The iliotibial band syndrome is a common lateral knee injury which is related to the overuse of the connective tissues that are located on the outer thigh and the knee. It is usually felt with knee pain and tenderness on the palpation of the lateral part of the knee. 

The iliotibial band runs along the lateral (outside) aspect of the thigh, from the pelvis to tibia crossing both the hip and the knee joint. This band acts as a stabilizing structure of the knee’s lateral part. It also helps with both- knee flexion and extension. Activities with repetitive flexion and extension of the knee can cause the iliotibial band to rub repeatedly along the lateral femoral epicondyles causing irritation and eventually an inflammatory reaction of the iliotibial band. Long-distance running and sudden increase in activity level can lead to iliotibial band syndrome. 

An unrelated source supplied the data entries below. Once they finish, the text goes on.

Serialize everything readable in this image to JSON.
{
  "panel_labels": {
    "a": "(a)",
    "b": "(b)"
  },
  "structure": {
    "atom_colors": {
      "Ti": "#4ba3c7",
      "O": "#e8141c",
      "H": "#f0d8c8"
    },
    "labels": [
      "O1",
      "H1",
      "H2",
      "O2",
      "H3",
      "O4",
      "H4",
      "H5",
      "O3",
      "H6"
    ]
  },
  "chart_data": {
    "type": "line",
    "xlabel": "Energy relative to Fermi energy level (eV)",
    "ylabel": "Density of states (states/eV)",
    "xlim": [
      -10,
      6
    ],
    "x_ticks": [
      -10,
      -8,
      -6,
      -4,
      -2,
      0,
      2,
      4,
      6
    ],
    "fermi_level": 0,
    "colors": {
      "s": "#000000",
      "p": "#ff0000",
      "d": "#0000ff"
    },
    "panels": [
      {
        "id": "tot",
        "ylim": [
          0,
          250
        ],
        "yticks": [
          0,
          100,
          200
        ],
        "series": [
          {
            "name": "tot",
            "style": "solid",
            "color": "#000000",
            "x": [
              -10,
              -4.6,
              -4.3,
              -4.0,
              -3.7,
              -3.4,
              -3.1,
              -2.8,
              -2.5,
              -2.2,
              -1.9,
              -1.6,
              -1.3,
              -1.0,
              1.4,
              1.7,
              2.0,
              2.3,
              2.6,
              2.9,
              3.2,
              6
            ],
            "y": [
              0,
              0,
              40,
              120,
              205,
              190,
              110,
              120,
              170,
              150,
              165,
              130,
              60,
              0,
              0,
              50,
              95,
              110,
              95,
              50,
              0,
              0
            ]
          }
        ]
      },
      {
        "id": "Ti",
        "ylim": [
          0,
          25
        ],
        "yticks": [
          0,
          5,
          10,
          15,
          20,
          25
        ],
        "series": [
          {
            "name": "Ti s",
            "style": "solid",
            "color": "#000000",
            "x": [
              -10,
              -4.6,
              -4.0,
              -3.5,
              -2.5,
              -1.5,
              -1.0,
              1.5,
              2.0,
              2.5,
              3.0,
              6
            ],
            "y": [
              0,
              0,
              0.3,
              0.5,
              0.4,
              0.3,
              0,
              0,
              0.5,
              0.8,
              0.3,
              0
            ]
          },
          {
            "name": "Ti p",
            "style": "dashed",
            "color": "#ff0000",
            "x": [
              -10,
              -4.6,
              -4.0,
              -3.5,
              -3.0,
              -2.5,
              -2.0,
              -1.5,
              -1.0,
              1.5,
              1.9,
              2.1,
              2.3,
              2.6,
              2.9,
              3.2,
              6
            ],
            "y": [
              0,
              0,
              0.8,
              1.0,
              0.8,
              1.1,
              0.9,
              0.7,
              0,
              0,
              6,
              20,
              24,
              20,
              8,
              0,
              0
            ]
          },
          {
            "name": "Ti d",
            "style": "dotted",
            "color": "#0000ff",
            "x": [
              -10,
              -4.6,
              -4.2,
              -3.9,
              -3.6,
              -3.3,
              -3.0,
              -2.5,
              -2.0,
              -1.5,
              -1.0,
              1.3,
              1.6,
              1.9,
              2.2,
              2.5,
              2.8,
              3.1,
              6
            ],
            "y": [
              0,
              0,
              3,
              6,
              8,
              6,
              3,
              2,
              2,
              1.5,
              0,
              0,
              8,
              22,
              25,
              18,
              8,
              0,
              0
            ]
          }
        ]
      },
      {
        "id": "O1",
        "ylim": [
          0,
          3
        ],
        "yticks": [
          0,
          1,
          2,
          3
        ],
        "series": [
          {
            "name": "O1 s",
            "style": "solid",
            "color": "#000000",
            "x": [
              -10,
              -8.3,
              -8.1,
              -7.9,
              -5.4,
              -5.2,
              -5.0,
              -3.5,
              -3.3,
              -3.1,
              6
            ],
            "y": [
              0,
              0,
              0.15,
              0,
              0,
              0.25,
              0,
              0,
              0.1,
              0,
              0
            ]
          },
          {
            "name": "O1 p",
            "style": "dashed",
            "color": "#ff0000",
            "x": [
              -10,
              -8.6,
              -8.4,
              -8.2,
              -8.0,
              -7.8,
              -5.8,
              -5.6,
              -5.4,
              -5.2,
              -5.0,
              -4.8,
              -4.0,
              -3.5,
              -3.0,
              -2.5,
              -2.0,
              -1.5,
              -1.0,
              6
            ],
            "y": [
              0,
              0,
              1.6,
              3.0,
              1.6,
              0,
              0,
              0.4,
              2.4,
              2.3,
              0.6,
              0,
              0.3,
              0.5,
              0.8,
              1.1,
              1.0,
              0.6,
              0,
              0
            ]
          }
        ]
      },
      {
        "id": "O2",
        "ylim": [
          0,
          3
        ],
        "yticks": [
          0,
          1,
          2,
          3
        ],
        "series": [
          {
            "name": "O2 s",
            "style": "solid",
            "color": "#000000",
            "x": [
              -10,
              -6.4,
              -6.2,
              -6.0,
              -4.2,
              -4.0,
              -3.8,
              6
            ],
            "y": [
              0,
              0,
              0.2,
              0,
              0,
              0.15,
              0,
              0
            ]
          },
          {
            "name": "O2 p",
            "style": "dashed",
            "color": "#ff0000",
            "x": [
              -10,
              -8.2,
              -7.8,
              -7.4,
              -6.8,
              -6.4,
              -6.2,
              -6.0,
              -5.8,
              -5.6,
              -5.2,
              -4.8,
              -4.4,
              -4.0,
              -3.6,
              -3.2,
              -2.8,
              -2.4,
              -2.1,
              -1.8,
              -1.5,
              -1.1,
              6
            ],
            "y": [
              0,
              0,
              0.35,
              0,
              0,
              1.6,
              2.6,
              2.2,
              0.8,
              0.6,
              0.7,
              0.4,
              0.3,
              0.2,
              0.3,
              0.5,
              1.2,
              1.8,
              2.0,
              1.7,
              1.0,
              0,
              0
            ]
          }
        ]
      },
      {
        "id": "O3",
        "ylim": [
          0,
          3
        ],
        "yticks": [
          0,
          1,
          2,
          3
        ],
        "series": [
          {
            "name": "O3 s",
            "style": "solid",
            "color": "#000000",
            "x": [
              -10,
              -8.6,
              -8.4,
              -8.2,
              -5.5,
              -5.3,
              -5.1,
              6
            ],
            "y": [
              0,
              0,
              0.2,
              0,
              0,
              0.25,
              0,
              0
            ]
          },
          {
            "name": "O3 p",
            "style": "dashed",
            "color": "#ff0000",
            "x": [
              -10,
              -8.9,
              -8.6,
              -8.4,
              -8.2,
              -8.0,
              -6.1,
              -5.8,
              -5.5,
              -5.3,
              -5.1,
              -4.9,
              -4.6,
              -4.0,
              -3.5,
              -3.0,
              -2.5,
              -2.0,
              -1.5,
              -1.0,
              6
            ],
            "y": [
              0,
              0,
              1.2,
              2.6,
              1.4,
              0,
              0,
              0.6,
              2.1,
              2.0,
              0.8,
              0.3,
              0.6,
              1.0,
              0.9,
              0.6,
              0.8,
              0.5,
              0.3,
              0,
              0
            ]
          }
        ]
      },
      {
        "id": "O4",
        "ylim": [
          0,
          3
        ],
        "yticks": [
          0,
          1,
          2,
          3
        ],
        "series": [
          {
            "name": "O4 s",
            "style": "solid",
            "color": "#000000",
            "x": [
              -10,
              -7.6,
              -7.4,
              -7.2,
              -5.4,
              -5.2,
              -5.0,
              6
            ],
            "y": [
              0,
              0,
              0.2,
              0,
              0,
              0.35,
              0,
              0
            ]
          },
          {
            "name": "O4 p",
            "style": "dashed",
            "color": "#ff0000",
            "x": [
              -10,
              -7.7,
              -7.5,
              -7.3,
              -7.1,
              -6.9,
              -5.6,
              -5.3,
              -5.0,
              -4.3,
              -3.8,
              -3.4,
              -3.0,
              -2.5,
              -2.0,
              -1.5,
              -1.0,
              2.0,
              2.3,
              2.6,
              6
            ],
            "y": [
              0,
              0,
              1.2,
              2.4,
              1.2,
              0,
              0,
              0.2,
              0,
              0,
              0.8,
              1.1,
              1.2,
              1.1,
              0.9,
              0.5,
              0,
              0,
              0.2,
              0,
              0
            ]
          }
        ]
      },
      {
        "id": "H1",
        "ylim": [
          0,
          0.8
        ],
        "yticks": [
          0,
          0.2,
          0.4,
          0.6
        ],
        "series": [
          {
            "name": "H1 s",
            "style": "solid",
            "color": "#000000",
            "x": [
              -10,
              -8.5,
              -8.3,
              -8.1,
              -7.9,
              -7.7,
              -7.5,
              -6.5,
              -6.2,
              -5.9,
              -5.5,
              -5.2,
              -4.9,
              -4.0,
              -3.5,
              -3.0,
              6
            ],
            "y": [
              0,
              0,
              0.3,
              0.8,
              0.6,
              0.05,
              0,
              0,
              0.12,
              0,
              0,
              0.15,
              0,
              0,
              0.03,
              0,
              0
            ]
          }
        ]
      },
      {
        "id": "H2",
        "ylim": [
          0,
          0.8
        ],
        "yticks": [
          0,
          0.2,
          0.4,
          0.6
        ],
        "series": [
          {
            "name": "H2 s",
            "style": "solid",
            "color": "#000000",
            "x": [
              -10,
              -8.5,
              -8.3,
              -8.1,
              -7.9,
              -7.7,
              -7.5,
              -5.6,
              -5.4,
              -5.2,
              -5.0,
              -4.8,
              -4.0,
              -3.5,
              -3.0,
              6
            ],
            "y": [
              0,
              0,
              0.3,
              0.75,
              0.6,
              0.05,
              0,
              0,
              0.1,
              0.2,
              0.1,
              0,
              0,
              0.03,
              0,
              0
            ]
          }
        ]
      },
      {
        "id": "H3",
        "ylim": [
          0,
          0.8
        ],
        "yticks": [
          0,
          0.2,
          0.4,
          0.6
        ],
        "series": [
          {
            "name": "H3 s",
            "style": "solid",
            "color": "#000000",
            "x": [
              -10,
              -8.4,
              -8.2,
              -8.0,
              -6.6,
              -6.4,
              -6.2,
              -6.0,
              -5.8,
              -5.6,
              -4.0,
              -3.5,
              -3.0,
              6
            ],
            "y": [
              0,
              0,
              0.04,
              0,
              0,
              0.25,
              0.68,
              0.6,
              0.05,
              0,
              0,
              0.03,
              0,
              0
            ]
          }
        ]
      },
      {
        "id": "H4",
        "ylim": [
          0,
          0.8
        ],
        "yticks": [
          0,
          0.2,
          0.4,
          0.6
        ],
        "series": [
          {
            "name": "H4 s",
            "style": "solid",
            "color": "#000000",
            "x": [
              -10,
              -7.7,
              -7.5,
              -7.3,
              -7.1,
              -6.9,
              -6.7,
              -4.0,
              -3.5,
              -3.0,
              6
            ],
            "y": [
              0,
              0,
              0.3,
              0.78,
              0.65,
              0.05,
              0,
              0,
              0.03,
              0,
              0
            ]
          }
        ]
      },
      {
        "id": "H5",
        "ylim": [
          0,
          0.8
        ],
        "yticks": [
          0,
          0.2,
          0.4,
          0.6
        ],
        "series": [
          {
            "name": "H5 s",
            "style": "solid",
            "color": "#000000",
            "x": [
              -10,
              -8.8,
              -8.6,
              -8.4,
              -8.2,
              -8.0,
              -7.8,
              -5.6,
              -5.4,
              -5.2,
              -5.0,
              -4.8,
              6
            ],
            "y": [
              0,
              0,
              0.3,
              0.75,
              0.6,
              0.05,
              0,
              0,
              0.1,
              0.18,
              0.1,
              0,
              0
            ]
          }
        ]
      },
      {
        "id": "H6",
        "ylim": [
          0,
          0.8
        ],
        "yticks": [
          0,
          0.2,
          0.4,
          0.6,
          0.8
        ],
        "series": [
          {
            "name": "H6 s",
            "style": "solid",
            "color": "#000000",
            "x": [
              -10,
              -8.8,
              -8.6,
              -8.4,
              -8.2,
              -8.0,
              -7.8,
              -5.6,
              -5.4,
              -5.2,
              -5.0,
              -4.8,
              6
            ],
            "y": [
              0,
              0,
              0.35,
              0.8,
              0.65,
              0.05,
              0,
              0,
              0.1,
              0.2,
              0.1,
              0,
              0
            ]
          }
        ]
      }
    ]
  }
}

In women, the risk factors include increased hip adduction and knee internal rotation while in men, increase hip internal rotation and knee adduction are major risk factors. Its also associated with weightlifting, exercises and military training. The prevalence of it in women is estimated to be between 16% – 50%, while for men it is between 50% – 81%. More chances are there of its appearance in adults as compared to the children. 


The iliotibial band syndrome may be caused as a result of a combination of issues- 

  • Usually running consistently over a horizontally banked surface like the shoulder of a road or an indoor track on which the leg is bent slightly inward which causes extreme stretching of the band against the femur may result into an iliotibial band syndrome. 
  • Running downhill is especially stressful on the iliotibial band as it works at that time to stabilize the knee and avoid lateral knee injury. Bicyclists too may develop IT inflammation due to improper posture on their bike and “toe-in”. When they pedal it depends on the alignment of the toe clips, forcing the foot to be internally rotated. Other factors include inadequate warm-up or cool down, excessive running up and down the stairs, hiking long distances, rowing, spending a long time regularly sitting in the Lotus posture in Yoga, especially the beginners crossing the feet onto the top of the thighs. 
  • Exercises related to iliotibial band done without professional guidance can result in knee pain. Training errors too may cause runners to develop iliotibial band syndrome. 

Certain traits too raise the chances of getting IB syndrome – like bowed legs, knee arthritis, one leg that’s longer than the other and weakness in the hip muscles. 


The symptoms of a lateral knee injury typically begin a short time after the physical activity which is the cause of it, like exercises performed in the wrong way or long-running. 

  • Redness and warmth around the knee can be easily observed. Aching, burning or tenderness on the outside of the knee are the few major symptoms of this syndrome. 
  • The main symptom of iliotibial band syndrome is a sharp knee pain on the outer portion especially when the heel strikes the floor, that can radiate into the outer thigh or calf. The pain tends to worsen while running or moving downstairs due to internal lateral knee injury
  • Inaudible snapping sensation on the outer side of the knee can be felt due to the band’s flicking over the bony tubercle. The patient may experience on a regular basis an acute burning pain whenever pressure is there on the lateral femoral epicondyle with the knee inflation and in extension. 
  • Another symptom of lateral knee injury is inflammation due to the friction between the track and the lateral epicondyle. 

If these symptoms are ignored the inflammation can continue with an increase in the knee pain and scarring will develop, decreasing the range of motion of the knee day by day. 


Usually, a full physical examination of the lower back and legs, hips, knees and ankles is done to detect the causes of a lateral knee injury. X-rays are not usually required for its detection but MRI may be used to check the inflammation surrounding and beneath the iliotibial band. Most often it can be diagnosed without X rays and MRI images. 


The iliotibial band syndrome is relatively easy to treat. Some of the most common ways to treat it include resting and avoiding activities that aggregate the iliotibial band, applying ice to the part with lateral band injury. The anti-inflammatory medicines those are easily available over the nearby medical counter, ultrasounds and ultra therapies to reduce the tension. There are special exercises that help both prevent and treat the conditions such as glute stretch, standing stretch and foam roller stretch. The most important treatment of it is stopping that 

activity which causes the pain altogether and taking rest for minimum 6 weeks till the leg heals fully and the knee pain disappears.